SUPERCHARGED RACING CARS UP TO 1 1/2- LITRES

Four elderly E.R.A.s. the old “Seaman” Delage, a 4CLT Maserati, a 6C Maserati and a Cooper 1,100 made this a fine race. The Crystal Palace rang to the old sounds of blower howl and rasping exhausts ! Graham Whitehead made no mistakes and led all the way in the beautifully-prepared ex-Shawe Taylor E.R.A. Rolt had given the Rob Walker Delage to Roy Salvadori and clearly he wasn’t so accustomed to this fine oid car as Tony for, although it cornered very steadily, it fell behind and Birrell in his E.R.A. kept it comfortably in sight all the way.
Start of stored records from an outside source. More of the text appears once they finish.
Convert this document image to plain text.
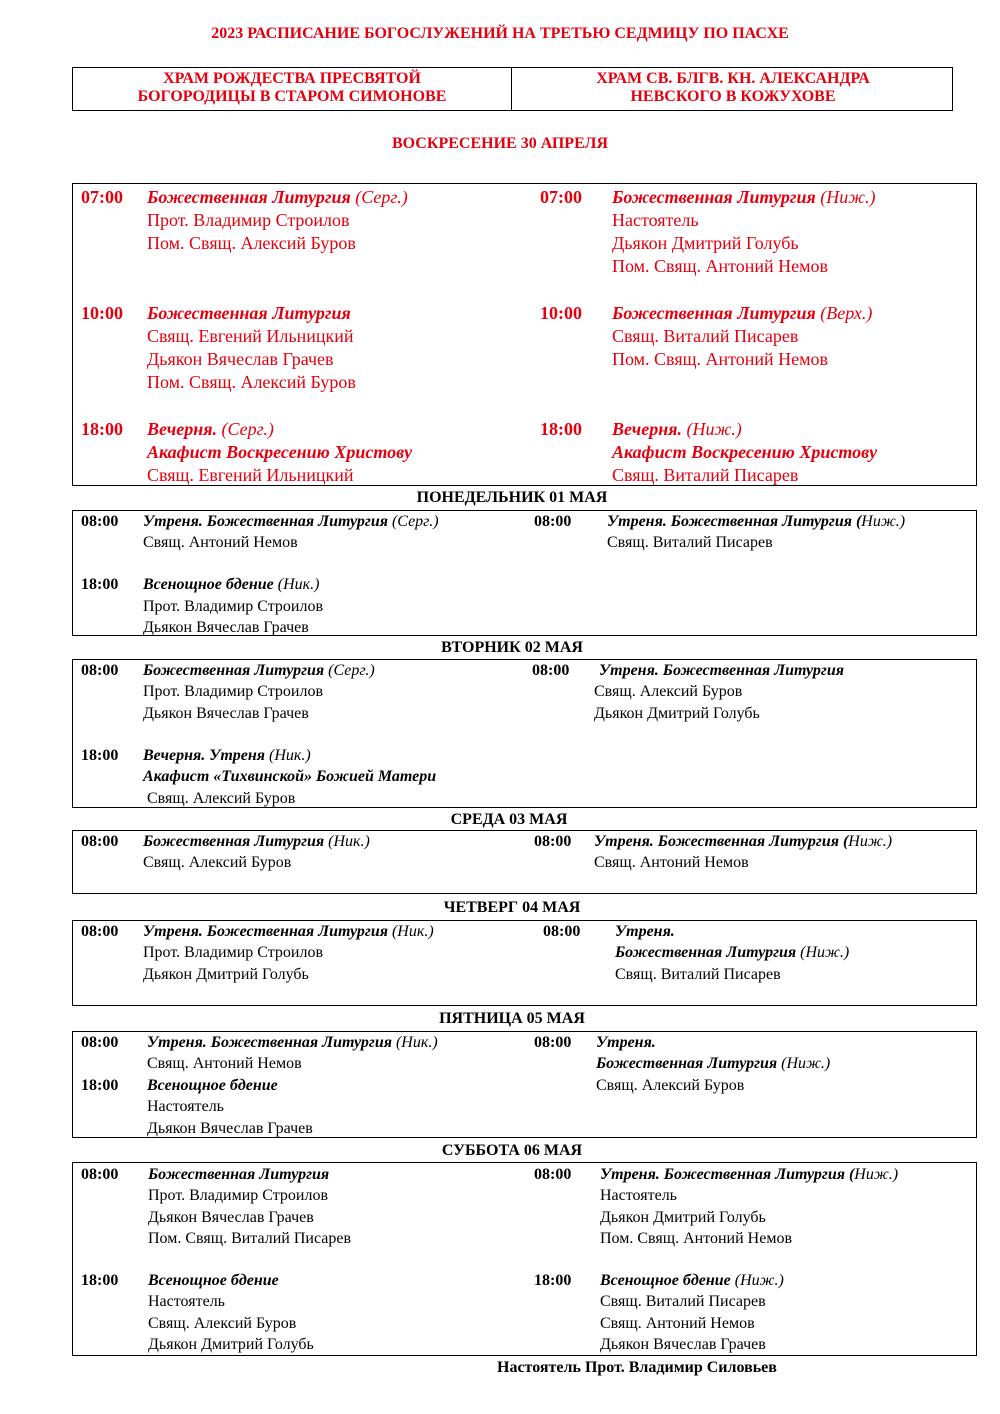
2023 РАСПИСАНИЕ БОГОСЛУЖЕНИЙ НА ТРЕТЬЮ СЕДМИЦУ ПО ПАСХЕ
ХРАМ РОЖДЕСТВА ПРЕСВЯТОЙ
БОГОРОДИЦЫ В СТАРОМ СИМОНОВЕ
ХРАМ СВ. БЛГВ. КН. АЛЕКСАНДРА
НЕВСКОГО В КОЖУХОВЕ
ВОСКРЕСЕНИЕ 30 АПРЕЛЯ
07:00 Божественная Литургия (Серг.)
Прот. Владимир Строилов
Пом. Свящ. Алексий Буров
10:00 Божественная Литургия
Свящ. Евгений Ильницкий
Дьякон Вячеслав Грачев
Пом. Свящ. Алексий Буров
18:00 Вечерня. (Серг.)
Акафист Воскресению Христову
Свящ. Евгений Ильницкий
07:00 Божественная Литургия (Ниж.)
Настоятель
Дьякон Дмитрий Голубь
Пом. Свящ. Антоний Немов
10:00 Божественная Литургия (Верх.)
Свящ. Виталий Писарев
Пом. Свящ. Антоний Немов
18:00 Вечерня. (Ниж.)
Акафист Воскресению Христову
Свящ. Виталий Писарев
ПОНЕДЕЛЬНИК 01 МАЯ
08:00 Утреня. Божественная Литургия (Серг.)
Свящ. Антоний Немов
18:00 Всенощное бдение (Ник.)
Прот. Владимир Строилов
Дьякон Вячеслав Грачев
08:00 Утреня. Божественная Литургия (Ниж.)
Свящ. Виталий Писарев
ВТОРНИК 02 МАЯ
08:00 Божественная Литургия (Серг.)
Прот. Владимир Строилов
Дьякон Вячеслав Грачев
18:00 Вечерня. Утреня (Ник.)
Акафист «Тихвинской» Божией Матери
Свящ. Алексий Буров
08:00 Утреня. Божественная Литургия
Свящ. Алексий Буров
Дьякон Дмитрий Голубь
СРЕДА 03 МАЯ
08:00 Божественная Литургия (Ник.)
Свящ. Алексий Буров
08:00 Утреня. Божественная Литургия (Ниж.)
Свящ. Антоний Немов
ЧЕТВЕРГ 04 МАЯ
08:00 Утреня. Божественная Литургия (Ник.)
Прот. Владимир Строилов
Дьякон Дмитрий Голубь
08:00 Утреня.
Божественная Литургия (Ниж.)
Свящ. Виталий Писарев
ПЯТНИЦА 05 МАЯ
08:00 Утреня. Божественная Литургия (Ник.)
Свящ. Антоний Немов
18:00 Всенощное бдение
Настоятель
Дьякон Вячеслав Грачев
08:00 Утреня.
Божественная Литургия (Ниж.)
Свящ. Алексий Буров
СУББОТА 06 МАЯ
08:00 Божественная Литургия
Прот. Владимир Строилов
Дьякон Вячеслав Грачев
Пом. Свящ. Виталий Писарев
18:00 Всенощное бдение
Настоятель
Свящ. Алексий Буров
Дьякон Дмитрий Голубь
08:00 Утреня. Божественная Литургия (Ниж.)
Настоятель
Дьякон Дмитрий Голубь
Пом. Свящ. Антоний Немов
18:00 Всенощное бдение (Ниж.)
Свящ. Виталий Писарев
Свящ. Антоний Немов
Дьякон Вячеслав Грачев
Настоятель Прот. Владимир Силовьев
Peter Reece’s Cooper 1,100 went well in fourth place but W. Goodwin retired Kayley’s E.R.A. on lap two, cutting his switch and coasting in, while C.J. Hamilton’s E.R.A. sounded as if suffering from the heat at the end. Kennington drove a 6C Maserati, Habin, Tuck’s 4CLT.

CORONATION TROPHY – Final

Eleven cars came out, Wharton led from Macklin’s H.W.M., with Rolt third but a lap later the order was Wharton, Rolt, Macklin. On this lap Leslie Marr hit the sleeper fence on the outside of the Glade bend a mighty whack. This tore off the near-side front wheel of his Connaught, the tyre leaving the rim. The car spun, but miraculously missed trees, camera-men and palings. The driver got out and walked away ! Later, in dragging the car off the course telephone wires were uprooted and much fuel spilt on the track. In the midst of this melIée the victorious Rolt came by, cup in lap, in his winning Connaught.
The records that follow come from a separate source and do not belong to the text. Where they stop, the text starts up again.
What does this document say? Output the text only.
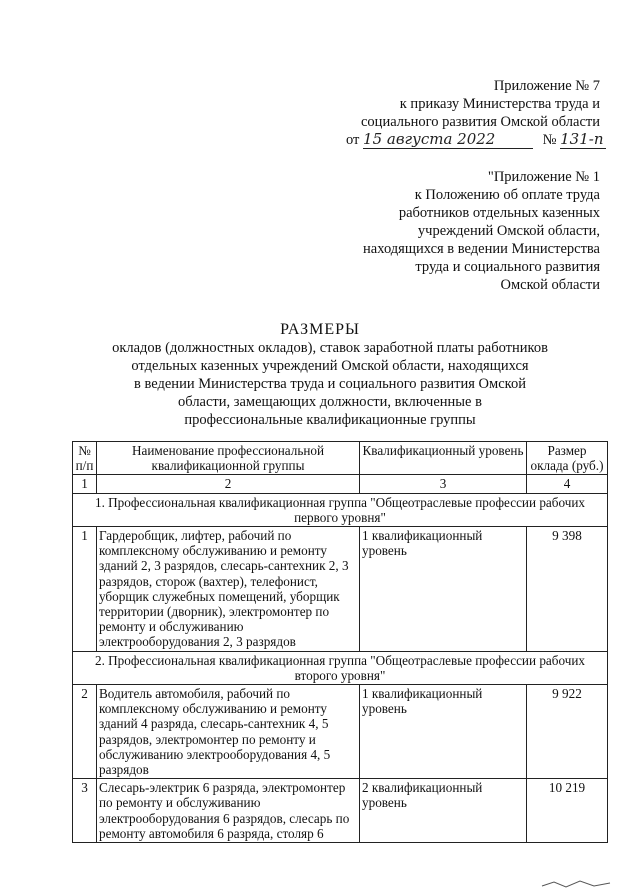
Приложение № 7
к приказу Министерства труда и
социального развития Омской области
от 15 августа 2022	№ 131-п
"Приложение № 1
к Положению об оплате труда
работников отдельных казенных
учреждений Омской области,
находящихся в ведении Министерства
труда и социального развития
Омской области
РАЗМЕРЫ
окладов (должностных окладов), ставок заработной платы работников
отдельных казенных учреждений Омской области, находящихся
в ведении Министерства труда и социального развития Омской
области, замещающих должности, включенные в
профессиональные квалификационные группы
№ п/п	Наименование профессиональной квалификационной группы	Квалификационный уровень	Размер оклада (руб.)
1	2	3	4
1. Профессиональная квалификационная группа "Общеотраслевые профессии рабочих первого уровня"			
1	Гардеробщик, лифтер, рабочий по комплексному обслуживанию и ремонту зданий 2, 3 разрядов, слесарь-сантехник 2, 3 разрядов, сторож (вахтер), телефонист, уборщик служебных помещений, уборщик территории (дворник), электромонтер по ремонту и обслуживанию электрооборудования 2, 3 разрядов	1 квалификационный уровень	9 398
2. Профессиональная квалификационная группа "Общеотраслевые профессии рабочих второго уровня"			
2	Водитель автомобиля, рабочий по комплексному обслуживанию и ремонту зданий 4 разряда, слесарь-сантехник 4, 5 разрядов, электромонтер по ремонту и обслуживанию электрооборудования 4, 5 разрядов	1 квалификационный уровень	9 922
3	Слесарь-электрик 6 разряда, электромонтер по ремонту и обслуживанию электрооборудования 6 разрядов, слесарь по ремонту автомобиля 6 разряда, столяр 6	2 квалификационный уровень	10 219
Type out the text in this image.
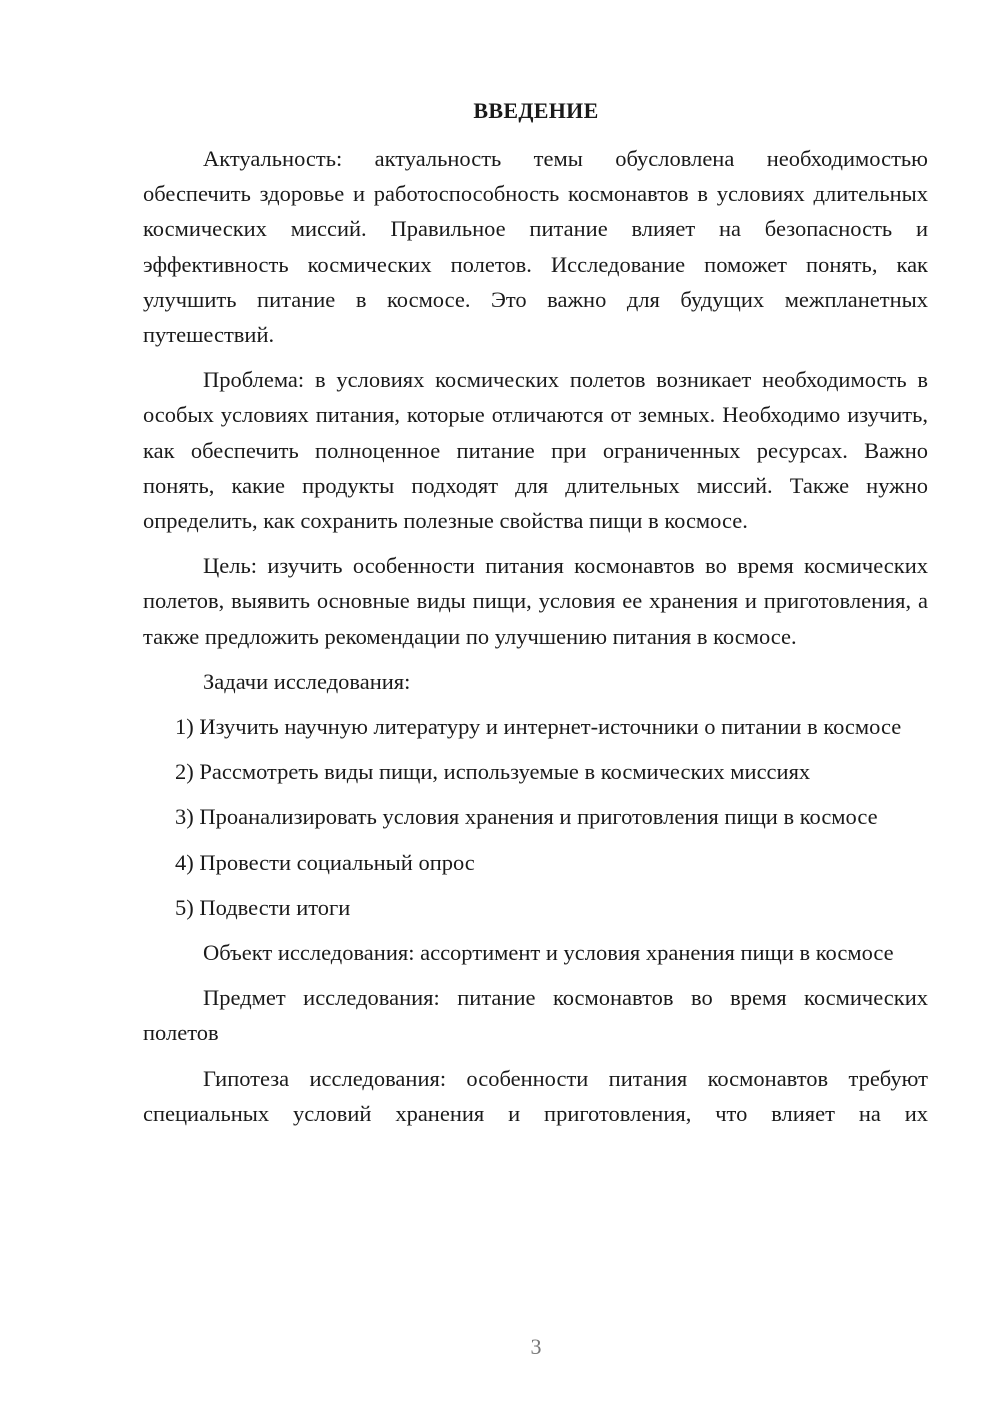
ВВЕДЕНИЕ

Актуальность: актуальность темы обусловлена необходимостью обеспечить здоровье и работоспособность космонавтов в условиях длительных космических миссий. Правильное питание влияет на безопасность и эффективность космических полетов. Исследование поможет понять, как улучшить питание в космосе. Это важно для будущих межпланетных путешествий.

Проблема: в условиях космических полетов возникает необходимость в особых условиях питания, которые отличаются от земных. Необходимо изучить, как обеспечить полноценное питание при ограниченных ресурсах. Важно понять, какие продукты подходят для длительных миссий. Также нужно определить, как сохранить полезные свойства пищи в космосе.

Цель: изучить особенности питания космонавтов во время космических полетов, выявить основные виды пищи, условия ее хранения и приготовления, а также предложить рекомендации по улучшению питания в космосе.

Задачи исследования:

1) Изучить научную литературу и интернет-источники о питании в космосе

2) Рассмотреть виды пищи, используемые в космических миссиях

3) Проанализировать условия хранения и приготовления пищи в космосе

4) Провести социальный опрос

5) Подвести итоги

Объект исследования: ассортимент и условия хранения пищи в космосе

Предмет исследования: питание космонавтов во время космических полетов

Гипотеза исследования: особенности питания космонавтов требуют специальных условий хранения и приготовления, что влияет на их

3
But this is to anticipate, for it was not until the end of lap seven that Rolt passed Wharton. Wharton had been leaving his braking very late, tail spragging on the corners, but now the Connaught was ahead, and it looked the more stable car.
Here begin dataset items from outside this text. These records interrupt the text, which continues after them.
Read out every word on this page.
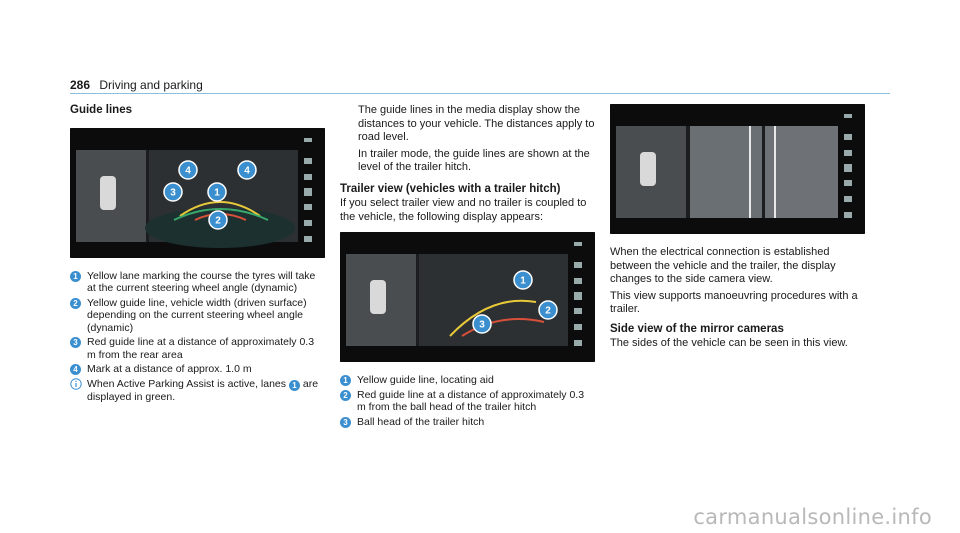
286 Driving and parking
Guide lines
1
2
3
4	4
1 Yellow lane marking the course the tyres will take at the current steering wheel angle (dynamic)
2 Yellow guide line, vehicle width (driven surface) depending on the current steering wheel angle (dynamic)
3 Red guide line at a distance of approximately 0.3 m from the rear area
4 Mark at a distance of approx. 1.0 m
When Active Parking Assist is active, lanes 1 are displayed in green.

The guide lines in the media display show the distances to your vehicle. The distances apply to road level.

In trailer mode, the guide lines are shown at the level of the trailer hitch.

Trailer view (vehicles with a trailer hitch)

If you select trailer view and no trailer is coupled to the vehicle, the following display appears:

1
2
3
1 Yellow guide line, locating aid
2 Red guide line at a distance of approximately 0.3 m from the ball head of the trailer hitch
3 Ball head of the trailer hitch

When the electrical connection is established between the vehicle and the trailer, the display changes to the side camera view.

This view supports manoeuvring procedures with a trailer.

Side view of the mirror cameras

The sides of the vehicle can be seen in this view.

carmanualsonline.info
Peter Whitehead in his Cooper-Alta now going really well pipped Lance Macklin for third place. Tony Rolt was a popular victor – and one of Britain’s most polished drivers – in Rob Walker’s four-Amal blue and white Connaught. Moss was fifth,

SPORTS CARS UP TO 2,000 c.c.

Wharton non-started in his Frazer-Nash. Cliff Davis in his Tojeiro with Bristol engine, which is still numbered JOY 500, led all the way but in the closing stages he was particularly hard-pressed by H. A. Mitchell in his Frazer-Nash. Keen, driving the central-seat Kieft in place of Jim Mayers, held third place, front wheels flapping somewhat, but was finally pipped by Brooks’ Frazer-Nash. The heavy 1 1/4-litre Shattock-Atalanta disposed of Blacks Frazer-Nash, which came by with dead engine, and Alan Brown bent the baek of his pretty Cooper-Bristol in an incident at the beginning of the new link and then, running last, did it again at the Glade, which seemed rather unnecessary.

Altogether, this was an excellent meeting and no doubt by staging it so well the B.A.R.C. has made many new recruits to the role of motor-racing spectator. Better starting money will probably have to be offered in future to keep up the quality of the entries. The occupants of houses overlooking the circuit –  even that from which the noise injunction emanated, we believe – seemed quite interested in this short, snappy afternoon’s sport, The half-litre cars will use the circuit on July 11th and September 19th, but we shall have to wait until 1954 for another of these truly excellent “mixed” meetings, when, let us hope, the R.A.C. may allow a few more runners in each race. – W.B.